In het tweede deel, ”Weg”, worden vanuit de gegeven standpunten een aantal lijnen getrokken over het ontwikkelen en de uitvoering van de visie. Daarbij komen aan de orde: ”Gemeentegroeigroepen”, ”Gaven in de gemeente”, ”Pleidooi voor een spirituele kerkenraad”, ”Geestelijke begeleiding” en enkele opstellen over diaconaat en evangelisatie. Het boek eindigt met een opstel van de hand van ds. P. Boomsma over ”Evangelical in een pluriforme kerk”.

Waarde
Over dit boekje zou ik allereerst drie positieve dingen willen opmerken. In de eerste plaats is het gemakkelijk leesbaar. Het kan een goede kennismaking zijn met de gedachtewereld van ”gemeenteopbouwprocessen”. Verder blijven twee dingen me bij, als een soort appèl. Om te beginnen is dat een opmerking in verband met evangelisatie: „Missionair gemeente-zijn is niet primair een zaak van veel doen, maar van zijn.” Ook blijft haken het ”Pleidooi voor een spirituele kerkenraad”. Niet dat ik me altijd herken in de gebruikte formuleringen, maar wel wat de strekking van het opstel betreft: neem als kerkenraad tijd om ook als broeders onderling te spreken over het Woord en geestelijke zaken. Om zo ook eens met elkaar van hart tot hart te spreken. Laat niet al uw vergaderingen en heel uw vergadering opgaan in de bespreking van allerlei agendapunten, met een veelal zakelijk karakter.

Niettemin roepen de opstellen ook vragen op, waarvan ik er een enkele wil formuleren. Dat betreft bijvoorbeeld het opstel ”De derde Reformatie” van de hand van de bekende (gaventestontwerper) Christian A. Schwarz. Het beeld dat hierin van de Reformatie en de Nadere Reformatie geschetst wordt (Schwarz noemt dit ”het piëtisme”) is mijns inziens beslist onjuist, in ieder geval zeer onvolledig.

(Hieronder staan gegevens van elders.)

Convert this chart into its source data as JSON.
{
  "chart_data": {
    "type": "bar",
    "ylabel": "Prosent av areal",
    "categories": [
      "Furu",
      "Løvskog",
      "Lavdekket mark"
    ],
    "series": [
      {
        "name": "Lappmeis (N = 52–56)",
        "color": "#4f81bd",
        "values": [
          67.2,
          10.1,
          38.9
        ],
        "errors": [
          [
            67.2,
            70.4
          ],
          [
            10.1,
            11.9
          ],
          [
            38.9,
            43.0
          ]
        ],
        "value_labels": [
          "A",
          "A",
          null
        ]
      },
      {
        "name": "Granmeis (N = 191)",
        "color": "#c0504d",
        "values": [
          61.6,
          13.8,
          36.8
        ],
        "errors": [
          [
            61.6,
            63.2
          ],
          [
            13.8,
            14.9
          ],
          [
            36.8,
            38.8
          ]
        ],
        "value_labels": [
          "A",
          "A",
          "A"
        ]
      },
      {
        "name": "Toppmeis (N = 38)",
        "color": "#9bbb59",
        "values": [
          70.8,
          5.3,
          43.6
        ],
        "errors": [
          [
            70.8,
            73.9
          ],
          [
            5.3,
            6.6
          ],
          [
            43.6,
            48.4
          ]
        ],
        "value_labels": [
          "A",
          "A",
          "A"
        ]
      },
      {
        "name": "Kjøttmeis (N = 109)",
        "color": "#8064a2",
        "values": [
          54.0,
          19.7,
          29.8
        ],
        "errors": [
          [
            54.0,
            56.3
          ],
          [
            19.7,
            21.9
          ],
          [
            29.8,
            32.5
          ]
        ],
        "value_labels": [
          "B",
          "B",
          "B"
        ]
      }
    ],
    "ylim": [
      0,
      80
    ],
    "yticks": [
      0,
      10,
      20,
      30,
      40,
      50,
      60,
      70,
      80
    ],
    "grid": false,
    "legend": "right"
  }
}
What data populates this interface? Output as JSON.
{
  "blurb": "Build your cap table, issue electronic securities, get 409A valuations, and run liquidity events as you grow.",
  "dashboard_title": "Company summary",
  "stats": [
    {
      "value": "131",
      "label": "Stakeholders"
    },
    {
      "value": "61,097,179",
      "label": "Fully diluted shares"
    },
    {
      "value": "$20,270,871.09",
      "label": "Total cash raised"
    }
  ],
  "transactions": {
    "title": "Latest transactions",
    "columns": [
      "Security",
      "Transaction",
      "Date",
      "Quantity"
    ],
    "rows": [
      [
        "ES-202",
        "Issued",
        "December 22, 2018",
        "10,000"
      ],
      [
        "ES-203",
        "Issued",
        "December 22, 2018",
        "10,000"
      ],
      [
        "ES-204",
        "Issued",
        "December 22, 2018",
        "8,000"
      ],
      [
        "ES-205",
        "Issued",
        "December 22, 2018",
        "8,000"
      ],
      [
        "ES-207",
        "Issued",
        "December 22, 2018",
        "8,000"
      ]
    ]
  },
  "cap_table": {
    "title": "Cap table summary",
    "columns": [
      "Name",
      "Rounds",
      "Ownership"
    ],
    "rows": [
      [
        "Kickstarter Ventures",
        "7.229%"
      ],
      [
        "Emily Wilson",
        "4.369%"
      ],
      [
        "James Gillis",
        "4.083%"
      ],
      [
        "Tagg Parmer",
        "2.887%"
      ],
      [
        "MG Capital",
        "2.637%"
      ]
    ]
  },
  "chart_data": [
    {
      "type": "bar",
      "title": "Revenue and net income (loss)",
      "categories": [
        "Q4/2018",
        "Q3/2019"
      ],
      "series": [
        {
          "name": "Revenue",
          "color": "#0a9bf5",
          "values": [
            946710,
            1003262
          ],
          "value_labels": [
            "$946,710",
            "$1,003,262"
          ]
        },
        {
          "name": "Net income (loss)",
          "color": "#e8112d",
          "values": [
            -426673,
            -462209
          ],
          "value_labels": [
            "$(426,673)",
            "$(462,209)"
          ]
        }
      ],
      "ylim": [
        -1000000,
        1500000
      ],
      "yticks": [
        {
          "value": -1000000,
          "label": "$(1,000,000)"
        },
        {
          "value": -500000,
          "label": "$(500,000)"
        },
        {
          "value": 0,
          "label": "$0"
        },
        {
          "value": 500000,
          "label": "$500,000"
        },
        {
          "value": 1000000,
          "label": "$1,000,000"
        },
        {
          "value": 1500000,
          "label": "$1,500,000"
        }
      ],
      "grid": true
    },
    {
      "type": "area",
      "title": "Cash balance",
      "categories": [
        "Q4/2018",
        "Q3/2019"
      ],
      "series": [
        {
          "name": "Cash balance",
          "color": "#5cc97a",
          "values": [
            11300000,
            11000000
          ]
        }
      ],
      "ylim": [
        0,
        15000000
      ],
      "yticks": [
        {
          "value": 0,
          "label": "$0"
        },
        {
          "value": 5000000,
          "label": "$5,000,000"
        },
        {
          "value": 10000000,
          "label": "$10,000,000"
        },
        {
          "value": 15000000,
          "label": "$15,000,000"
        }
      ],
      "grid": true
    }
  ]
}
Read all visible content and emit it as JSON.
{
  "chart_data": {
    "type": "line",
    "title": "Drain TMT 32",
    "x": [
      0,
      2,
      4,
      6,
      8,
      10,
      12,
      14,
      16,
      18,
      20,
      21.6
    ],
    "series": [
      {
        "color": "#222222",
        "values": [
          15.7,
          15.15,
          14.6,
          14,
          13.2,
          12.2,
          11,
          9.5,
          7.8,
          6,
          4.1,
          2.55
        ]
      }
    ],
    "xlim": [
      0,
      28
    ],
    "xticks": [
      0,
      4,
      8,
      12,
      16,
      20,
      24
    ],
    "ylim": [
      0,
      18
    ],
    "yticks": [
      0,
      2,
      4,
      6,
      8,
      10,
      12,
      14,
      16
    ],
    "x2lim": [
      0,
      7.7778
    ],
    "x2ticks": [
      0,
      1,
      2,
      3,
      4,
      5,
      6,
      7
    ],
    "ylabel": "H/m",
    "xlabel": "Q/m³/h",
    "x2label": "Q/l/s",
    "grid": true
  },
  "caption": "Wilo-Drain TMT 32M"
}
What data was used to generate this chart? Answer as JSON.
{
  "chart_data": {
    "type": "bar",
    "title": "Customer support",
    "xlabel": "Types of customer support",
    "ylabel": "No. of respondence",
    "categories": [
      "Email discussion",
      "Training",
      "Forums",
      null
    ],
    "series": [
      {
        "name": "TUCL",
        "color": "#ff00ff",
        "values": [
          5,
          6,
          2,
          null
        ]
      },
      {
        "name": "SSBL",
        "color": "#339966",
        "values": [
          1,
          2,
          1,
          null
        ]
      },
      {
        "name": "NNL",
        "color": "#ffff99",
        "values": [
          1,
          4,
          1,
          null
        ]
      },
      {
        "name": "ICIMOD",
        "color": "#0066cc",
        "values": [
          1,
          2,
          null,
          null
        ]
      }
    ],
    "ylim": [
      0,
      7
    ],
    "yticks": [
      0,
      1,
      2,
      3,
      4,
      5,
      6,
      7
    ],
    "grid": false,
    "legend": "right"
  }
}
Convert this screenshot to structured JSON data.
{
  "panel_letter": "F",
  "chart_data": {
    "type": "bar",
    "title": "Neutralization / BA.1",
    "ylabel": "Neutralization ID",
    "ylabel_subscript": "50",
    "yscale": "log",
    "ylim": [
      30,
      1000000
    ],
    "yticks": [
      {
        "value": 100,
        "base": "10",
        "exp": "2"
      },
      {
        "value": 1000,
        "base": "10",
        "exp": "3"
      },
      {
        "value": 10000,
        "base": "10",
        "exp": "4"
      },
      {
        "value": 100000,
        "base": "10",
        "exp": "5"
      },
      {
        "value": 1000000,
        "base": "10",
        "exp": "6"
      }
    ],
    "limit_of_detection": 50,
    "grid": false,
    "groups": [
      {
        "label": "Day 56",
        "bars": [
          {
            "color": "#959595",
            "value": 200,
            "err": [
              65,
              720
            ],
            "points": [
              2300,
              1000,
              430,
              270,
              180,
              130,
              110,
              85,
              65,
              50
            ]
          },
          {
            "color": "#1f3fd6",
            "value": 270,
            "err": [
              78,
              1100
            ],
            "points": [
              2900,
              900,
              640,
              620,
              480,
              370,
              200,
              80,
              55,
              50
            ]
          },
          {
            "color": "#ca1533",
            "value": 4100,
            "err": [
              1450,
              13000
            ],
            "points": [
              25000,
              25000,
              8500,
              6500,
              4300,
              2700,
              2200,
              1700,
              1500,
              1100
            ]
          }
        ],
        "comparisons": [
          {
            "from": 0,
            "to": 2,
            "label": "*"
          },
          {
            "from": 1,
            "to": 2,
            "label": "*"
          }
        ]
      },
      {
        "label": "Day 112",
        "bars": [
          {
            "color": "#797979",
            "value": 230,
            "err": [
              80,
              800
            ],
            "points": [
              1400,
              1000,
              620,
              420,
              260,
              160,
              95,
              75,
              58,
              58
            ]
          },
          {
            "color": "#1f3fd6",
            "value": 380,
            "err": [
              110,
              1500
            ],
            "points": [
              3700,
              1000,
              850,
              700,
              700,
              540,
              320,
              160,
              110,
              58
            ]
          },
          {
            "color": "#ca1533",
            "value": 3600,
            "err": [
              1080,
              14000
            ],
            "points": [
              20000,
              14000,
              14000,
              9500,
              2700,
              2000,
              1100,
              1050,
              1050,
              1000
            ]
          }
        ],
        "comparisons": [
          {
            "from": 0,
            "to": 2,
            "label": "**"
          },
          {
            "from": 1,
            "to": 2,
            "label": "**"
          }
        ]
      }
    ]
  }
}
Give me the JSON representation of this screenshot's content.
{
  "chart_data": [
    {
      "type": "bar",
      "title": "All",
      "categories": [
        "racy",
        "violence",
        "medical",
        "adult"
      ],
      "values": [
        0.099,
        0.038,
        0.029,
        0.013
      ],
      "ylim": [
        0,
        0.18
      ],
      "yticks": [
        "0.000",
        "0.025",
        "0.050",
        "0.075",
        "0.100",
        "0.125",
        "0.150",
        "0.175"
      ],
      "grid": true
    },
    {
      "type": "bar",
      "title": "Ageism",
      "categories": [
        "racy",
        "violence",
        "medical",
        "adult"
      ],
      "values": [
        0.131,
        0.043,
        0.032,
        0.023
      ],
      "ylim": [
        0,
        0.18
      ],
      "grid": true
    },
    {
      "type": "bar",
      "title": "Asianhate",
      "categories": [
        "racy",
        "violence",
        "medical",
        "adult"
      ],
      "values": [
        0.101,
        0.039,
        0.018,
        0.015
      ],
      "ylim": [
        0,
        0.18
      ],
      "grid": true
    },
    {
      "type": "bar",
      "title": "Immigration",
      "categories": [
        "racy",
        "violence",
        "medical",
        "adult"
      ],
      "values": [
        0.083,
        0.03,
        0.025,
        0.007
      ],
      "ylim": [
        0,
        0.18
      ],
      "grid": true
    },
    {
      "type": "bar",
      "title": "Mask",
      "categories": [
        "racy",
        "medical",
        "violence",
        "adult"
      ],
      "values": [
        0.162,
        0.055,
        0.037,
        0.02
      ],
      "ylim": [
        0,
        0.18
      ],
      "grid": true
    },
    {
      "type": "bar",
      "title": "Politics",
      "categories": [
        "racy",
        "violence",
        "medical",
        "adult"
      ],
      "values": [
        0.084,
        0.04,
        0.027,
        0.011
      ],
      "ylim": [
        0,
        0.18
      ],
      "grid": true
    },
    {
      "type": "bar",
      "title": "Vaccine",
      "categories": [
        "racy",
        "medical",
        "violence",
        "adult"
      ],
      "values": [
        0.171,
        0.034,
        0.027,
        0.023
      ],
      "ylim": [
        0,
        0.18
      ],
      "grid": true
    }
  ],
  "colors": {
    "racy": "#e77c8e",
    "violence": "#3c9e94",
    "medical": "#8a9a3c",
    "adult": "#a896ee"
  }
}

Het lijkt de schrijver er alleen maar om te gaan te onderbouwen dat we nu toe zijn aan een ”derde Reformatie”. En dan lijkt het licht pas écht door te breken. De schatten van Reformatie en piëtisme krijgen door de gemeentegroeibeweging van onze dagen pas werkelijk de gelegenheid zonder belemmerende structuren door te werken. Op zijn zachtst gezegd: dit is nogal pretentieus.

Verder wordt Willow Creek zonder meer als een (het?) voorbeeld gezien. Is het werkelijk zo dat, doordat Paulus spreekt over ”Gods medearbeiders”, God en de mens naast elkaar staan (blz. 35)? Is er geen verschil tussen de kleine groep discipelen en een willekeurige gemeentegroeigroep (blz. 76)? Tekenend vind ik ook de opmerking: „De grootste bedreiging voor de groeigroep zijn mensen met de gave van onderricht. Als iemand iets zegt dat –in hun ogen– niet juist is, weten ze direct aan de hand van zeven bijbelteksten aan te tonen dat de ander helemaal fout zit. Ze hebben vast gelijk, maar ze zijn dodelijk voor de warme gemeenschap die je het recht geeft stomme dingen te zeggen en die je de ruimte geeft om zélf te ontdekken hoe het misschien ook anders kan.”

Verder lijkt het me dat de vragen ”ter gesprek en bezinning” niet getuigen van veel visie, als er tot zes keer toe achter opstellen dezelfde vragen staan: Wat spreekt u aan? Wat raakt u in dit artikel? Waar zou u over verder willen praten? Welnu, wat dit laatste betreft: over een heel aantal dingen!